Church of Saints Constantine and Helen, Hypsomatheia
During the first years that followed the Fall of Constantinople in 1453 the district of Hypsomatheia was populated by Christian Karamans or Karamanlides from Cappadocia. The church complex is situated close to the famous but now ruined Monastery of Studion, founded in 463. This monastery was occupied by the order of the Akoimitoi (Acoemetac) monks, 'the sleepless ones', an austere order which exercised a strong influence over ecclesiastical affairs in the fifth and sixth centuries and later during the period of Church controversies. The Akoimitoi introduced 'continual worship' in the form of 'perpetual psalmody', professing that «hymns chanted to God must never be disrupted.»

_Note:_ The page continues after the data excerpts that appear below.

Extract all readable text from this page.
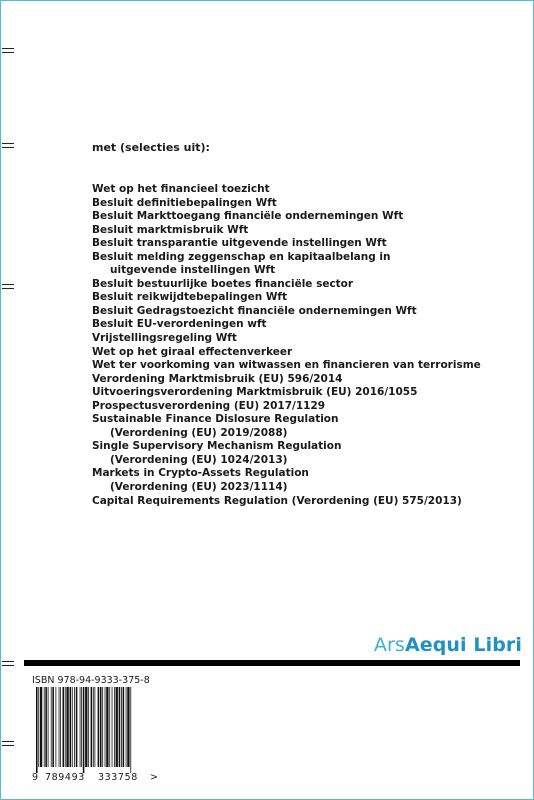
met (selecties uit):

Wet op het financieel toezicht
Besluit definitiebepalingen Wft
Besluit Markttoegang financiële ondernemingen Wft
Besluit marktmisbruik Wft
Besluit transparantie uitgevende instellingen Wft
Besluit melding zeggenschap en kapitaalbelang in
uitgevende instellingen Wft
Besluit bestuurlijke boetes financiële sector
Besluit reikwijdtebepalingen Wft
Besluit Gedragstoezicht financiële ondernemingen Wft
Besluit EU-verordeningen wft
Vrijstellingsregeling Wft
Wet op het giraal effectenverkeer
Wet ter voorkoming van witwassen en financieren van terrorisme
Verordening Marktmisbruik (EU) 596/2014
Uitvoeringsverordening Marktmisbruik (EU) 2016/1055
Prospectusverordening (EU) 2017/1129
Sustainable Finance Dislosure Regulation
(Verordening (EU) 2019/2088)
Single Supervisory Mechanism Regulation
(Verordening (EU) 1024/2013)
Markets in Crypto-Assets Regulation
(Verordening (EU) 2023/1114)
Capital Requirements Regulation (Verordening (EU) 575/2013)
ArsAequi Libri
ISBN 978-94-9333-375-8
9 789493 333758 >
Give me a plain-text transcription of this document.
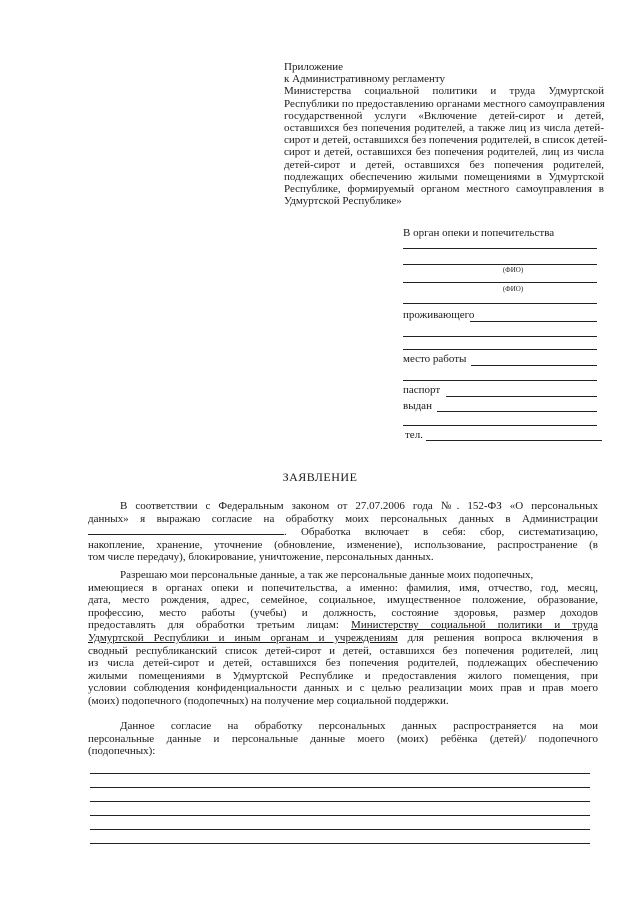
Приложение
к Административному регламенту
Министерства социальной политики и труда Удмуртской
Республики по предоставлению органами местного самоуправления
государственной услуги «Включение детей-сирот и детей,
оставшихся без попечения родителей, а также лиц из числа детей-
сирот и детей, оставшихся без попечения родителей, в список детей-
сирот и детей, оставшихся без попечения родителей, лиц из числа
детей-сирот и детей, оставшихся без попечения родителей,
подлежащих обеспечению жилыми помещениями в Удмуртской
Республике, формируемый органом местного самоуправления в
Удмуртской Республике»
В орган опеки и попечительства
(ФИО)
(ФИО)
проживающего
место работы
паспорт
выдан
тел.
ЗАЯВЛЕНИЕ
В соответствии с Федеральным законом от 27.07.2006 года №. 152-ФЗ «О персональных
данных» я выражаю согласие на обработку моих персональных данных в Администрации
. Обработка включает в себя: сбор, систематизацию,
накопление, хранение, уточнение (обновление, изменение), использование, распространение (в
том числе передачу), блокирование, уничтожение, персональных данных.
Разрешаю мои персональные данные, а так же персональные данные моих подопечных,
имеющиеся в органах опеки и попечительства, а именно: фамилия, имя, отчество, год, месяц,
дата, место рождения, адрес, семейное, социальное, имущественное положение, образование,
профессию, место работы (учебы) и должность, состояние здоровья, размер доходов
предоставлять для обработки третьим лицам: Министерству социальной политики и труда
Удмуртской Республики и иным органам и учреждениям для решения вопроса включения в
сводный республиканский список детей-сирот и детей, оставшихся без попечения родителей, лиц
из числа детей-сирот и детей, оставшихся без попечения родителей, подлежащих обеспечению
жилыми помещениями в Удмуртской Республике и предоставления жилого помещения, при
условии соблюдения конфиденциальности данных и с целью реализации моих прав и прав моего
(моих) подопечного (подопечных) на получение мер социальной поддержки.
Данное согласие на обработку персональных данных распространяется на мои
персональные данные и персональные данные моего (моих) ребёнка (детей)/ подопечного
(подопечных):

The church is the focal point of the parish. For this reason there are within its enclosure other buildings such as administrative offices, soup kitchens, refreshment rooms, and the Photiades School. Photiades was the uncle of Constantine Cavafis, the Alexandrian poet, who lived for a time in his relative’s house close to the church.
With its vast narthex, wall-mounted reliefs and beautiful templon, the church edifice is relatively well preserved, but in this instance, too, damp is causing problems. Yet everything shows signs of being cared for and the courtyard is spotlessly clean. The chairman of the parish council is always ready to offer visitors tea with bread-rings from the adjacent bakery.